Все слишком привычно, даже буднично. Она едет, собранные вещи, незастеленная софа. Отъезд через два часа. Еще и не уложилась окончательно. Муж придет с возчиком. А он, Андрий, какой идиот, отважился, когда муж в городе! Это впервые так. Потому что напоследок. Двери заперты... Дурак я, дурак. А она вот лежит, счастливая. Да приеду я в Варшаву. Приеду как-нибудь. Договоримся, напишешь... Ну, от этого никто не умирает... Я еще, может, там в университет буду поступать. Ну, не там, так в другом месте, приедешь. Да встретимся еще.
— Прощай, Барбара, счастливого пути!
Пришел домой протрезвевший, одновременно чувствуя и утрату, и облегчение...
— Андрий! Ты еще в кровати? Збышек пришел! — голос мамы.
Вот это его сегодняшняя реальность. А все-таки он выступил вчера с блеском, с блеском, с блеском! Даже Збышек удивился.
Андрий спрыгнул с кровати, теплый весенний воздух не мог остудить разгоряченное сном тело, под успевшей слегка загореть на майском солнце кожей напряглись мышцы. Начинался новый день.
XI
...Если б вы увидели его лицо, товарищ комиссар, — лицо подростка, бледное, осунувшееся, только глаза чернели и волосы, смуглая кожа стала желтой, почти неживой, — вы бы поняли все без слов. Он меня не заметил. Я думал, он тяжело ранен. Знаете, я стоял там молча, меня никто не видел, дверь в палату открыта. Раненые лежали и в коридорах (в госпиталях мест не хватало уже давно), здесь и военные были, и гражданские. Я долго его искал, ведь и в палатах порядка не было, разобраться нелегко, кто и где лежит. Потом я сообразил, нашел врача, молодого чеха Карела Голубоца, четкого такого парня, мы с ним быстро поняли друг друга, я по-польски, он по-чешски, и жена его здесь медсестрой. Мария — назвалась она. Мы уже взяли вашего парня под опеку... Я сказал, это мой брат, не вдавался сначала в подробности, а потом как-то так вышло, все рассказал, она сразу стала очень внимательной и повела меня на этаж. Вон там у нас мальчик, легкое ранение, осколком в бедро, хорошо, что так обошлось, зарастет, забудется. Не знаю, но месяца три, ну, два как минимум... Вот смотрите, вон там, возле окна.

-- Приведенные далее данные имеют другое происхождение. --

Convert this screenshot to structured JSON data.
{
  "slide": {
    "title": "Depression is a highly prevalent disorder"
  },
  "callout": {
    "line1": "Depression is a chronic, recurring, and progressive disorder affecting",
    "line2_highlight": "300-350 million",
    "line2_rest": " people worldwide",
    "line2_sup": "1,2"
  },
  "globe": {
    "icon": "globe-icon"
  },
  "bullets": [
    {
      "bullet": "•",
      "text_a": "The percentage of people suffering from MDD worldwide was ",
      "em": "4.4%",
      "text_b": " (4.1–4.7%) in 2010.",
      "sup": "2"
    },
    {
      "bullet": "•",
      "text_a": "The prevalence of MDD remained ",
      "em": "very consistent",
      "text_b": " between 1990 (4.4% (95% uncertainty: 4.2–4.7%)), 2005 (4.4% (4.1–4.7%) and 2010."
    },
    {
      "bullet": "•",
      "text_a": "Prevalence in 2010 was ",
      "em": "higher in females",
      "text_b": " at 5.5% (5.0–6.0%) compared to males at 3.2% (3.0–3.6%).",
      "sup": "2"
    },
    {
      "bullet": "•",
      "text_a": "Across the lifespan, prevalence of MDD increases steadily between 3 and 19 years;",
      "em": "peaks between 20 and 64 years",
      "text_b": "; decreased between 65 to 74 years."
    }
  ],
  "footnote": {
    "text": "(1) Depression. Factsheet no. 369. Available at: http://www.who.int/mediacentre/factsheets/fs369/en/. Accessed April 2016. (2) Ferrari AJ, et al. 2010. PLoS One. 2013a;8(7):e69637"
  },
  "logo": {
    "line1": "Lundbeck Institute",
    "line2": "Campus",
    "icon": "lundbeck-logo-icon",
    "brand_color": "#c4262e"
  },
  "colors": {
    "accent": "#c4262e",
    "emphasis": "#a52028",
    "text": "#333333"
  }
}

Он был такой бледный, что я подумал, сестрица ошиблась, ранение гораздо тяжелее, может, она хотела меня успокоить... Успокоить — сейчас это слово звучало для меня странно, меня давило какое-то безразличие ко многим вещам... Я искал его уже третью неделю. Сергио отпустил меня, все знали, я искал Пако по всем больницам, ведь забрала его «скорая помощь», а куда... Соседи, мать у Изабель старая, не догадалась спросить, а он, видимо, не хотел подавать никаких известий о себе, утратил вкус к жизни, понятно, ведь все произошло у него на глазах. Потом я заставил его все рассказать мне... Понимаете, я должен был знать подробности, хотя никаких подробностей и не было, но я должен был знать абсолютно все. Вернулся через неделю после бомбардировки, все молчали как-то странно... Мы тоже не слишком веселились, из семерых уцелели пятеро. Ходили на этот раз далеко в тыл, в общем, удачно, если бы не двое товарищей. Настроение у меня в те дни было тяжелое, словно предчувствовал что-то...
Командиром группы был у нас Дери, венгр, к танкам не пустил меня, не то, сказал, состояние духа, иди-ка вместе с Хесусом, посторожи с той стороны, а мы с Тодором и Мигелем к танкам. Хесус — бывший студент, философ, невысокий, худощавый, но крепкий и быстрый. Русый, почти как Збышек. Его прозвали Рубио — Русый, но мы любили называть его по имени — Хесус, удивительно, ведь все же Иисус, а студент, наш товарищ.
Я вскочил, только когда он уже осел под глухим ударом приклада... Фашисты тоже не хотели шуметь, думали, неизвестно, сколько нас тут, и лучше тихо снимать одного за другим. Я заколол фашиста ножом, того, что ударил Хесуса. И не было никого больше. Оглянулся, руки дрожали, хотя мне не впервой, но убивать всегда трудно. Хесус был мертв, я не мог простить себе задержки, если бы секундой раньше, может, успел бы, а теперь... Почему же тот фашист был один? Я бросился к товарищам, встретил их, идущих обратно. Установили все мины, и там был бой — короткий, рукопашный. Дери погиб... Остальные здесь. Мы шли домой. Как тоскливо возвращаться, если тот, кто только что был рядом, шел, как и ты, на задание, уже никогда больше не вернется, ничего не скажет, его уже нет, не будет... И моих тоже нет... Товарищ комиссар, давно не думаю о смерти. Не знаю, это инстинкт самосохранения или что-то еще... Просто безразлично стало, всегда приходилось думать о других, о том, как сделать дело. Очевидно, мы просто не в состоянии понять, что и сами можем погибнуть, уйти навсегда. Товарищ комиссар, да, я знаю, что идея может быть выше нас, и в то же время жизнь коротка. У меня, особенно сейчас, другой цели не может быть... Месть. Этого мало, товарищ комиссар, я сказал бы, смысл моей жизни, частица меня самого в этой земле навсегда, и я не уйду отсюда живым, пока здесь останется хоть один фашист.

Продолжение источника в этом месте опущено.